Une fois n’est pas coutume je vais faire un peu de pub pour 2 événements de vulgarisation scientifique se déroulant sur Lyon.

Le premier aura lieu le 5 juin de 19h à 22h à la salle Molière. Il sera organisé par mon labo et le LabEx Cortex.

Les conférences seront traduites en langage des signes pour les personnes sourdes et malentendantes.

Le deuxième événement est organisé par Podcast Science, le C@fé des Sciences et StripScience. Il aura lieu le samedi 15 juin à partir de 17h30 au café de la cloche à Lyon 2ème. L’événement intitulé : « Une expérience presque parfaite » sera un live public de l’émission de communication scientifique Podcast Science (www.podcastscience.fm ), illustrée en temps réel par les dessinateurs du collectif Strip Science (http://stripscience.cafe-sciences.org/ ). Au menu: science et cuisine. Nous parlerons entre autres de la chimie de la cuisine, de l’alimentation dans le règne animal, d’aliments strange et funky, des hamburgers qui ne moisissent pas, de steaks de cellules souches (ce dernier sujet sera traité par votre humble serviteur…)…

Si vous aimez la science, n’hésitez pas à venir profiter de ces 2 magnifiques soirées en perspective !

 

Pourquoi je kiffe la science ?

Pourquoi je kiffe la science ? Cette question a d’abord été posée par un membre du C@fé qui a fait de nombreux émules au sein de notre communauté de blogueurs (vous pouvez retrouver l’intégralité des articles ici : http://www.sirtin.fr/2013/05/07/cest-le-debut-dune-longue-chaine/). A mon tour d’y répondre.
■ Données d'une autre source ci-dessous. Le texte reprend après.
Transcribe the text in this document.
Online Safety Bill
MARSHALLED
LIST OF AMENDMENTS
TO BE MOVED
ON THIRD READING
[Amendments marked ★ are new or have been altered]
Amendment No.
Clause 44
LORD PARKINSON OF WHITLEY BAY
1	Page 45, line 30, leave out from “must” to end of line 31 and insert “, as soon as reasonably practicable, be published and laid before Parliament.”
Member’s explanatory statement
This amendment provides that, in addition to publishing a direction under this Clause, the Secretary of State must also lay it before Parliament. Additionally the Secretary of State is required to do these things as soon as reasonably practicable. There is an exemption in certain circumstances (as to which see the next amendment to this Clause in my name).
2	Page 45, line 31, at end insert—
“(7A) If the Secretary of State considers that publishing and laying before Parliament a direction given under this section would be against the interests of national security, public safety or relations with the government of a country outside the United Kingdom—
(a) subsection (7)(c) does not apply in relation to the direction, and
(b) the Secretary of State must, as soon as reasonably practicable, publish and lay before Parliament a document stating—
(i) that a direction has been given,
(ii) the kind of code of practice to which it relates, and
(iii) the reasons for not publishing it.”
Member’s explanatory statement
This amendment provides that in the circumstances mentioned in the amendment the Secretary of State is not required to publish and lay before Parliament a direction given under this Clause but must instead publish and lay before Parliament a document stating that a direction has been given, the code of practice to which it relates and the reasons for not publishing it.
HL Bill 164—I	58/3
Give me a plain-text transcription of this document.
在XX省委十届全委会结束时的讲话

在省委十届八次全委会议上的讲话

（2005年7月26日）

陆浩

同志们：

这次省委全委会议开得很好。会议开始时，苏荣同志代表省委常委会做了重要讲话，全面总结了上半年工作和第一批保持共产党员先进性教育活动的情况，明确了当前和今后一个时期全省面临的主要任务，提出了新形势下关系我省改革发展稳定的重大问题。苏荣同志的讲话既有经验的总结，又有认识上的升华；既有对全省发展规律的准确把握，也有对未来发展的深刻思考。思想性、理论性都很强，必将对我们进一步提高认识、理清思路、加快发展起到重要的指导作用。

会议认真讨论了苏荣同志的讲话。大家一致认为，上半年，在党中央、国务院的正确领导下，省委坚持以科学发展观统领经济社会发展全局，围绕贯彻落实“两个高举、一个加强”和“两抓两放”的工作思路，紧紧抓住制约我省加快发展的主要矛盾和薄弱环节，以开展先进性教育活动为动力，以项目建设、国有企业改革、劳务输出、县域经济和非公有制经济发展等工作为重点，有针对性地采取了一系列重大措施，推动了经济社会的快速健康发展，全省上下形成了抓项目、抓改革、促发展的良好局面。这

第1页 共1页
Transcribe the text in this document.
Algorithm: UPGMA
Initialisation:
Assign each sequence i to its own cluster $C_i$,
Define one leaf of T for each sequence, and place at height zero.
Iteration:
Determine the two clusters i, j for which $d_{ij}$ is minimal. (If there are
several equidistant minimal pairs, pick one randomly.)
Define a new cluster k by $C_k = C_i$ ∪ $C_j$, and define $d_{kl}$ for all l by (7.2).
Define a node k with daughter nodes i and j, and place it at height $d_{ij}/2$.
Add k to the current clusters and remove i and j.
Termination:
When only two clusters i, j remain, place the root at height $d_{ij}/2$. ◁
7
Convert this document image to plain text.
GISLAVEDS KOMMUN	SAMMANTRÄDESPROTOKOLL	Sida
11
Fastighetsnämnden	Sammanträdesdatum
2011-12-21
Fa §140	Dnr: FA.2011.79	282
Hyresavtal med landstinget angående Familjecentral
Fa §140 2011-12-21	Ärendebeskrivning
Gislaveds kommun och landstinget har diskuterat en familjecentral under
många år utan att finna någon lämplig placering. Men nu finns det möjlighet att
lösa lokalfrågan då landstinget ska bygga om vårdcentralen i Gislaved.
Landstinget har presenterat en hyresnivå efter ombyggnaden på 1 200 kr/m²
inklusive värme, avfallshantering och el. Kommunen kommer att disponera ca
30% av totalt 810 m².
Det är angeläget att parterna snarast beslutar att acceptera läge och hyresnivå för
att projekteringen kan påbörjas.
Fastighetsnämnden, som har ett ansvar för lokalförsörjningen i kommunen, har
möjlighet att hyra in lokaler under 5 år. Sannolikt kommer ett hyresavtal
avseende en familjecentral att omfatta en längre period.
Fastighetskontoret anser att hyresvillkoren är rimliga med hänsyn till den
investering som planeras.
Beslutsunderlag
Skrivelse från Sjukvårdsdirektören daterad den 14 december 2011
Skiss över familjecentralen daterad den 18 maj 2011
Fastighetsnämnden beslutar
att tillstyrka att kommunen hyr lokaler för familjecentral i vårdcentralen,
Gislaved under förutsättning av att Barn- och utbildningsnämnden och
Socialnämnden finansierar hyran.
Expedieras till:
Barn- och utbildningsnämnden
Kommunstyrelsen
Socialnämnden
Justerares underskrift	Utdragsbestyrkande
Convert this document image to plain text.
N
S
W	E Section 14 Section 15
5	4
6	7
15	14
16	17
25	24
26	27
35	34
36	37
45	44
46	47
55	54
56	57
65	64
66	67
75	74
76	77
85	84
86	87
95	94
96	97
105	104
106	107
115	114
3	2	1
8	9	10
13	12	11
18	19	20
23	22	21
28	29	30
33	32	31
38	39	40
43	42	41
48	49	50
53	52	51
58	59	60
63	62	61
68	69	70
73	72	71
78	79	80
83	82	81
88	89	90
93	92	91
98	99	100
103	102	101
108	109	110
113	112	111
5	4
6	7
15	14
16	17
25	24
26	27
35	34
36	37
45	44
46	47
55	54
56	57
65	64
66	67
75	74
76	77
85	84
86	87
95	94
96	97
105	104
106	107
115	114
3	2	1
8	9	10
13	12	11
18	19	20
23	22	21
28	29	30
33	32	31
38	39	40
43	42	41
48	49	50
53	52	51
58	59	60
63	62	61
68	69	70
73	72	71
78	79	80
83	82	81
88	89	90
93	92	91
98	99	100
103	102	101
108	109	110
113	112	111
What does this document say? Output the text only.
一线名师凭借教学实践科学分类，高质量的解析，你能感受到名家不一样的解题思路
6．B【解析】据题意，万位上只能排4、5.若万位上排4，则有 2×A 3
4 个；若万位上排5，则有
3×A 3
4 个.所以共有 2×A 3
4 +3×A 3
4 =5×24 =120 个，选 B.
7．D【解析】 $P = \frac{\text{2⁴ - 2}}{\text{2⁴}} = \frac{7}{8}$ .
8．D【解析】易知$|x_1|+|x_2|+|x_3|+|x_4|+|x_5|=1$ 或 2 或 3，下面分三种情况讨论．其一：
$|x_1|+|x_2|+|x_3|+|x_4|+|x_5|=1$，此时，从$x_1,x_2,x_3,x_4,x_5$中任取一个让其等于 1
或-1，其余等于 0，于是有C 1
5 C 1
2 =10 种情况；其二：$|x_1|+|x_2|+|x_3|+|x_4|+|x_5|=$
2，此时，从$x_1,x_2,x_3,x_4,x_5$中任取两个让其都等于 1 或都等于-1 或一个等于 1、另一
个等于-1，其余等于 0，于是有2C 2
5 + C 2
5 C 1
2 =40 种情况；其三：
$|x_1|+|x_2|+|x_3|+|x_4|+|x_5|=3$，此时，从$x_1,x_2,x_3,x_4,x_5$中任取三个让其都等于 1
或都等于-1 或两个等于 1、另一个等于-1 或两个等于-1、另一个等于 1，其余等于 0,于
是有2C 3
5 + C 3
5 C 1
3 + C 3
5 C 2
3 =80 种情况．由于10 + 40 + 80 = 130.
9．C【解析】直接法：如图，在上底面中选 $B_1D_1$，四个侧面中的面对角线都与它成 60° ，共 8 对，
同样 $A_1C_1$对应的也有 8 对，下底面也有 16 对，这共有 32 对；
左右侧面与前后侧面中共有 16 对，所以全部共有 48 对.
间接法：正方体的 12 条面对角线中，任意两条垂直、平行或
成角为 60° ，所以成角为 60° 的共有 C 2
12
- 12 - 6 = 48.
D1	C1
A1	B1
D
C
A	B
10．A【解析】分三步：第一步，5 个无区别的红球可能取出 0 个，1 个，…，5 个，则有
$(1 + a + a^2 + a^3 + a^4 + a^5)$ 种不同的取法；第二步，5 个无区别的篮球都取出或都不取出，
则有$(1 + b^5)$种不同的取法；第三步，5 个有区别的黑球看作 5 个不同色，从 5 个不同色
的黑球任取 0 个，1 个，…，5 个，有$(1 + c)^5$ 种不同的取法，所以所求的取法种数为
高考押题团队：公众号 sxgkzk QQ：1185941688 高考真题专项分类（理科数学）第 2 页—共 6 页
C’est vrai qu’en y réfléchissant, c’est une question très intéressante. Pourquoi je kiffe la science ? Pourquoi je me suis lancé dans des études universitaires de biologie ? Pourquoi faire une thèse ? Est-ce juste le fait d’avoir suivi le cours de la rivière scolaire et étudiante tranquillement installé sur une barque confortable ? ou est-ce vraiment une passion ?

Comme beaucoup de blogueurs membres du C@fé, cette passion scientifique remonte à loin. Petit déjà, je voulais trouver le remède contre le virus du SIDA. Je m’imaginais Prix Nobel, et voulais guérir toutes les maladies du monde. Ma mère étant généticienne, je me suis intéressé très tôt à la génétique et à la biologie en général. Malheureusement, au collège et lycée je n’étais pas si bon que ça en SVT. Peut être est ce dû à un bête apprentissage scolaire qui ne laisse pas beaucoup de place à la réflexion? Je me suis toujours demandé à quoi servait les dissert’ de 8-10 pages qu’on devait rendre sur un sujet en bio et je commençais à me dire que la science était en fait une somme de notions qu’on ne peut pas remettre en cause (ARGH !). J’avais une mémoire de poisson rouge et du coup mes notes n’étaient pas fameuses (autour de la moyenne). Et à vrai dire tout cela commençait à freiner ma volonté scientifique. Néanmoins, j’appris quelques trucs très intéressants qui m’ont permis de garder une petite flamme en moi (Etant daltonien, quand j’ai compris le mécanisme de transmission de la « maladie » par le chromosome X, j’étais aux anges).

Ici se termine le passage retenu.